From Foreign Policy's Jenna McLaughlin:

According to a source with knowledge of a White House meeting that took place Wednesday morning, Trump’s team is considering launching an investigation into a Department of Homeland Security program that shares information on cyberattacks in an effort to coordinate globally on countering digital threats, insinuating that it inappropriately opened up streams of sensitive data to Russia and other nonallies. Another option under consideration is placing a story in the media about the program, similarly accusing it of sharing sensitive information.

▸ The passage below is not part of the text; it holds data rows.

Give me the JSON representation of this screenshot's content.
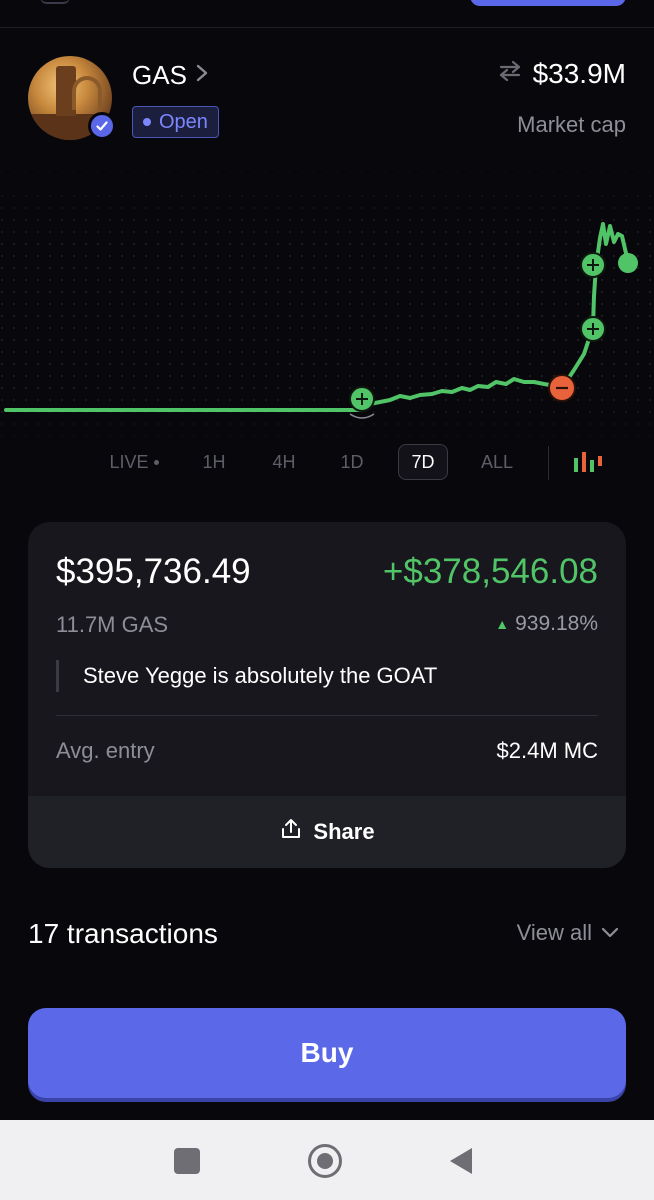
{
  "token": {
    "name": "GAS",
    "status": "Open",
    "market_cap_value": "$33.9M",
    "market_cap_label": "Market cap"
  },
  "timeframes": [
    {
      "label": "LIVE",
      "active": false
    },
    {
      "label": "1H",
      "active": false
    },
    {
      "label": "4H",
      "active": false
    },
    {
      "label": "1D",
      "active": false
    },
    {
      "label": "7D",
      "active": true
    },
    {
      "label": "ALL",
      "active": false
    }
  ],
  "position": {
    "value": "$395,736.49",
    "pnl": "+$378,546.08",
    "amount": "11.7M GAS",
    "pnl_percent": "939.18%",
    "note": "Steve Yegge is absolutely the GOAT",
    "avg_entry_label": "Avg. entry",
    "avg_entry_value": "$2.4M MC",
    "share_label": "Share"
  },
  "transactions": {
    "count_label": "17 transactions",
    "view_all_label": "View all"
  },
  "buy_label": "Buy",
  "colors": {
    "accent": "#5b69e9",
    "up": "#52c468",
    "down": "#e8623c",
    "background": "#08080c"
  },
  "icons": [
    "chevron-right-icon",
    "swap-icon",
    "verified-icon",
    "share-icon",
    "chevron-down-icon",
    "candlestick-icon",
    "nav-square-icon",
    "nav-home-icon",
    "nav-back-icon"
  ]
}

The program at issue, called Automated Indicator Sharing, enables the exchange of cyber threat indicators — such as malicious IP addresses or phishing emails — between the federal government and the private sector at "machine speed." The program also allows the sharing of information between the U.S. government and international partners, according to Foreign Policy.

Former officials who are familiar with the program find it ludicrous that the White House would scapegoat it in order to salvage a mistake Trump made. While the program does indeed exchange some cybersecurity information between the U.S. and Russia, the nations do so in order to prevent global hacks, such as the hijacking of planes, Foreign Policy reported. Moreover, the data shared is not particularly sensitive — just indicators.

How Trump could equate divulging code-name intel to a federal agency's information sharing program is inexplicable.

The White House denied to Foreign Policy that any such discussions involving Automated Indicator Sharing took place.